Existing drug consumption dynamics and the proliferation of informal and unsafe injection sites leave PWID in Tijuana vulnerable to police harassment.10,11 In the context of structural challenges and poor coverage of high-quality and accessible harm reduction programmes, a SCF could save lives and reduce drug-related harm. The integration of SCFs with a range of assistance programmes would also catalyse the connection of marginalised drug users to other essential services. Analogous to several jurisdictions in the global South, Tijuana’s legal environment is already favourable to the operation of a SCF because small-scale drug possession is decriminalised.10 Finally, a department-wide police education programme in Tijuana has built a foundation for better alignment of law enforcement with harm reduction programmes like SCFs.13
In Tijuana, as elsewhere, SCFs provide an opportunity to integrate a suite of key harm reduction services under one roof. However, these spaces potentiate much more than access to sterile equipment and basic medical help. In contexts where the lived experience of PWID is characterised by pervasive exposure to police violence, poor availability of stable housing and basic sanitation, and little ability to vindicate one’s rights, SCFs can create a rare oasis of structural safety and empowerment.
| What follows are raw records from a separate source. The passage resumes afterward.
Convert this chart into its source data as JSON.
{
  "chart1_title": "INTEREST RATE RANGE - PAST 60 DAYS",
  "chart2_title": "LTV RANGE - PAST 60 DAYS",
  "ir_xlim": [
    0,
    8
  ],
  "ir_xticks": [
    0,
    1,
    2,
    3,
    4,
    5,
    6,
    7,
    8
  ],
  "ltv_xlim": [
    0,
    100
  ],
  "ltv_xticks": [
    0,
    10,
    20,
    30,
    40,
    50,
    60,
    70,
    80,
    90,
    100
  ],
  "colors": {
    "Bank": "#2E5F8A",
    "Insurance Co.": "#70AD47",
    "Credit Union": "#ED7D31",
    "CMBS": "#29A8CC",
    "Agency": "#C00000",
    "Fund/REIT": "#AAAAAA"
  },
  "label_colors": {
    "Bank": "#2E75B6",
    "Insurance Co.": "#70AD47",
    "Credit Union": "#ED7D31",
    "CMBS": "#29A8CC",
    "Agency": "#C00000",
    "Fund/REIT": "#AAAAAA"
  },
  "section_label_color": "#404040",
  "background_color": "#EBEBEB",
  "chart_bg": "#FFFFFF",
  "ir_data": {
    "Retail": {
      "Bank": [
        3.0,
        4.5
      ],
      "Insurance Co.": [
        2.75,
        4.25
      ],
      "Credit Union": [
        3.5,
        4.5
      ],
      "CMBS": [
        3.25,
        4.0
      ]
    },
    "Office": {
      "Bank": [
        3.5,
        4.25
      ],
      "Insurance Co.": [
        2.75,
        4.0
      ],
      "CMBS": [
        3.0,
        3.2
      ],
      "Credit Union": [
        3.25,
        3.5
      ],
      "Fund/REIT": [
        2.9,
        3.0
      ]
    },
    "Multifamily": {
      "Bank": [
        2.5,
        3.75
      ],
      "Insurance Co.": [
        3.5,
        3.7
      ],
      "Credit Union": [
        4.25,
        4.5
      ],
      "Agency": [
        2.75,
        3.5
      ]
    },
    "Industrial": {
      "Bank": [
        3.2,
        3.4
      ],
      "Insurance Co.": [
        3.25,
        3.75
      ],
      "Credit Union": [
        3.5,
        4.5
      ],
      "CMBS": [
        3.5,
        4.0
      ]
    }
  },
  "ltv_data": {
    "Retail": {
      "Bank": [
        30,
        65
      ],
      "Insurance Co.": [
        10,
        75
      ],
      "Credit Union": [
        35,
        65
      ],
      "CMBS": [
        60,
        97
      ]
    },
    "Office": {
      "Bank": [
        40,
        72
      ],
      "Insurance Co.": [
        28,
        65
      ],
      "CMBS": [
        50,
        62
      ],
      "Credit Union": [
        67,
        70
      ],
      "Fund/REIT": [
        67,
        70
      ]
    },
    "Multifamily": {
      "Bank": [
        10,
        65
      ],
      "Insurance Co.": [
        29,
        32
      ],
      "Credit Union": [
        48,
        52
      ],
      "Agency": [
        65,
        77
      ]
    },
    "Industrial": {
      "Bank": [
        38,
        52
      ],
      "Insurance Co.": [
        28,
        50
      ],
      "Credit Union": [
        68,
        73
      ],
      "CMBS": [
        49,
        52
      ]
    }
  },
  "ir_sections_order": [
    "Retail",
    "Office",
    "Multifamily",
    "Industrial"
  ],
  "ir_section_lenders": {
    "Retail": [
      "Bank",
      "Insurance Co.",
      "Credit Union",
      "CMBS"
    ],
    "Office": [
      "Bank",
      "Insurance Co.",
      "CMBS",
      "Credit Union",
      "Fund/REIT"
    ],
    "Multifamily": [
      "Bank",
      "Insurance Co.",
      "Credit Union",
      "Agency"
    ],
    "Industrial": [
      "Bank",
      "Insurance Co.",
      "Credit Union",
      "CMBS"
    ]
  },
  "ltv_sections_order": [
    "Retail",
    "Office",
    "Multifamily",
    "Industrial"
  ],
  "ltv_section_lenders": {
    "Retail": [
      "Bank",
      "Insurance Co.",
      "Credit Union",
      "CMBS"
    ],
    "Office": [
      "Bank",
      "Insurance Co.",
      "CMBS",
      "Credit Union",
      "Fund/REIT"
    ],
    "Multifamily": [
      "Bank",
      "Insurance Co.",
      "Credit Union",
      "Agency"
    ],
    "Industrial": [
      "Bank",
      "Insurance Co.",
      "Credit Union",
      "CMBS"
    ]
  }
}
The diversity of models for SCF—ranging from simple pop-up and mobile sites to fully-integrated clinics—create an opportunity to tailor interventions to particular environments and resources available globally. Despite barriers to operating SCFs in high-income settings, advocacy and persistence have supported the diffusion of this intervention throughout Europe, Australia, and Canada.1 With pressing public health and global equity imperatives to support this cause, the time to scale SCFs globally has long arrived.